For the universal quantifier, since what you want to prove is "for any $x$", the usual procedure is to start with "Let $x \in X$ be arbitrary", carry out the proof for that dummy element you chose, and eventually state "Since $x$ was chosen arbitrarily, the proposition holds for all $x \in X$".
What you have to prove for that dummy element is the implication $(P_1(x) \lor P_2(x)) \to Q$.
To show prove an implication, you have two (equivalent, but procedurally slightly different) ways to proceed:
You can prove $A \to B$ either by
- showing that in all cases, either $A$ is false or $B$ is true, or
- assuming $A$, and deriving $B$ from this assumption.
For statetements with "arbitrary $x$"'s, normally 2. is the more natural option, since you don't know anything about $x$ other than the fact that it comes from $X$ (after all, you want to keep your $x$ arbitrary). So what you have to show is
"Assume $P_1(x) \lor P_2(x)$. Then $Q$."
And now it becomes obvious that you indeed have to perform a case analysis:
- $P_1(x)$: ... Therefore $Q$.
- $P_2(x)$: ... Therefore $Q$."
The "..." part will likely exploit the fact that $x \in X$, so your two cases are actually
- $x \in X \land P_1(x)$
- $x \in X \land P_2(x)$
(This follows from distributivity of disjunction over conjunction: $x \in X \land (P_1(x) \lor P_2(x)) \equiv (x \in X \land P_1(x)) \lor (x \in X \land P_2(x))$).
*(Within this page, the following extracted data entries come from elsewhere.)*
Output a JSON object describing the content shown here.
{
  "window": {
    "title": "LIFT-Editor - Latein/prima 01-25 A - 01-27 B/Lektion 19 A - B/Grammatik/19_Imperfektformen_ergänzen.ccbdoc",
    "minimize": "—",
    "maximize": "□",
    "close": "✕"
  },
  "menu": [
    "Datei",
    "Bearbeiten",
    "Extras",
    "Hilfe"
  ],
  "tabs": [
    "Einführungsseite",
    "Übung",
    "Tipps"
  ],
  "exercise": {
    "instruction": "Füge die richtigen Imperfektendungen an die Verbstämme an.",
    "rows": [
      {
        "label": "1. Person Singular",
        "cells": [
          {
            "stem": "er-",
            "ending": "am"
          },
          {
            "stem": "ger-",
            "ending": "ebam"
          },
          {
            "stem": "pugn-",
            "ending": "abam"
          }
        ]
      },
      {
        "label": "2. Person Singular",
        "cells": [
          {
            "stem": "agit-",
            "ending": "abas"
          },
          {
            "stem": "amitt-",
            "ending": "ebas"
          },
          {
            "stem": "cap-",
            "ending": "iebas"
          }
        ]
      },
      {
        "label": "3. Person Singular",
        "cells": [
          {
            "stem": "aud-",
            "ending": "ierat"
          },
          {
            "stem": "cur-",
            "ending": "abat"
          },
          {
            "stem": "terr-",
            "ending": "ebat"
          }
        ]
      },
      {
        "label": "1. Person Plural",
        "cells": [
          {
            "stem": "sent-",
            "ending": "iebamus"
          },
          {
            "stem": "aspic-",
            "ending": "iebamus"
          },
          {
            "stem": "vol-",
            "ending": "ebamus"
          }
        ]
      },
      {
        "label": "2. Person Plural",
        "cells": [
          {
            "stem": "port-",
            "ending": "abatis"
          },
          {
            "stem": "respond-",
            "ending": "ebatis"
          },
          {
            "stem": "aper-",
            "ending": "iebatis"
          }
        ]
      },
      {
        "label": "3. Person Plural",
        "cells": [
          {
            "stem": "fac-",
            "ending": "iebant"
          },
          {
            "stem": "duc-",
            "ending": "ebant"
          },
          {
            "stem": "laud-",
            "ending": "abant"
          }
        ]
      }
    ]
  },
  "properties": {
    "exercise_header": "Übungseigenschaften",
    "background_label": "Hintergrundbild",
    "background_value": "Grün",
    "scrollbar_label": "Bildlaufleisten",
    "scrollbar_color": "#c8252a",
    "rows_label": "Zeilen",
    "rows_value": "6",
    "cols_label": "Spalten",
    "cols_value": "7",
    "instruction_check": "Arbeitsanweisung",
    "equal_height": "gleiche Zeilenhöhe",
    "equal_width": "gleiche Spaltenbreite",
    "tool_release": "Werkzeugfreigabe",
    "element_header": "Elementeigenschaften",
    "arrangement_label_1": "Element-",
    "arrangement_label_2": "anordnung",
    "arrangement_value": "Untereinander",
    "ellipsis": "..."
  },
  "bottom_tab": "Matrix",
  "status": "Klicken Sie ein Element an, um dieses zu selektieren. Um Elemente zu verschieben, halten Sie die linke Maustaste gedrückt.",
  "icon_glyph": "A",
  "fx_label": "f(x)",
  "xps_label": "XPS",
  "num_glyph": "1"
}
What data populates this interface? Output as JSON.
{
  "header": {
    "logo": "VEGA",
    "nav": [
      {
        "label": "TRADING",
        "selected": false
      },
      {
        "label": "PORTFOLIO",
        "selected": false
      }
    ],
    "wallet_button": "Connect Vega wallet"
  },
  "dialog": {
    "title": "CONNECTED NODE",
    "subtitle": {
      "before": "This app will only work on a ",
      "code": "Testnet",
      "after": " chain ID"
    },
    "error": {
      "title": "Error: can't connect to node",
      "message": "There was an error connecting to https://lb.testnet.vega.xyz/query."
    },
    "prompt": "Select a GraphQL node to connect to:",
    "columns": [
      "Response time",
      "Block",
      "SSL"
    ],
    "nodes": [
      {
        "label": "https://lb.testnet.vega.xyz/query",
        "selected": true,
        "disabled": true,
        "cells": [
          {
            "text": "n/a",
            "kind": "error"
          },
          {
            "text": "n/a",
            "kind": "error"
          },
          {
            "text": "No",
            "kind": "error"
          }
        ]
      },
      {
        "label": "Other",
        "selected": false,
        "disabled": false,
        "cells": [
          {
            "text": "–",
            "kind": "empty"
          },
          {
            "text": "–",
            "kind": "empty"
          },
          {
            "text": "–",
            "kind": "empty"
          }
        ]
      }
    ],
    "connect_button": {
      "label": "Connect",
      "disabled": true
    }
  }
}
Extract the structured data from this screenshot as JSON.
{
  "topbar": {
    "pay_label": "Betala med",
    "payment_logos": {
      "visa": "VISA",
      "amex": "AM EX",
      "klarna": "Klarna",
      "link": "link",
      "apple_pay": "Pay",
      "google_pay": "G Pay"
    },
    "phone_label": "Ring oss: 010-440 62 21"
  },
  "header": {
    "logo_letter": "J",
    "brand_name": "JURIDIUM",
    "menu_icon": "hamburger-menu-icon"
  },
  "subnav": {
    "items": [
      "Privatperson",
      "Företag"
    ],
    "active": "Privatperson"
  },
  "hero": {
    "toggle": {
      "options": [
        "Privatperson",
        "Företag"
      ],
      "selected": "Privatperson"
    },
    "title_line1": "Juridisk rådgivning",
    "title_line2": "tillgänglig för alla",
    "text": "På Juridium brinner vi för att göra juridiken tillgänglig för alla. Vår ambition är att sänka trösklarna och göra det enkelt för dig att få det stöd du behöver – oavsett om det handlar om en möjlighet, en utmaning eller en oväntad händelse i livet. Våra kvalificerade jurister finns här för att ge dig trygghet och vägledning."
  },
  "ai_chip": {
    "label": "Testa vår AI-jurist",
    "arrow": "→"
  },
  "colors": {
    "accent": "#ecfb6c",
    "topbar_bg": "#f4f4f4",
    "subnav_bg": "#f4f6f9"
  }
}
From this case analysis, the statement $(P_1(x) \lor P_2(x)) \to Q$ follows immediately.
The last step is now simply to show that the proof holds indeed for any $x$, since the dummy $x$ you used in your proof was chosen arbitrarily. (So you need to make sure in your case analysis that you don't impose any assumptions on $x$ other than that it be an element of $X$.)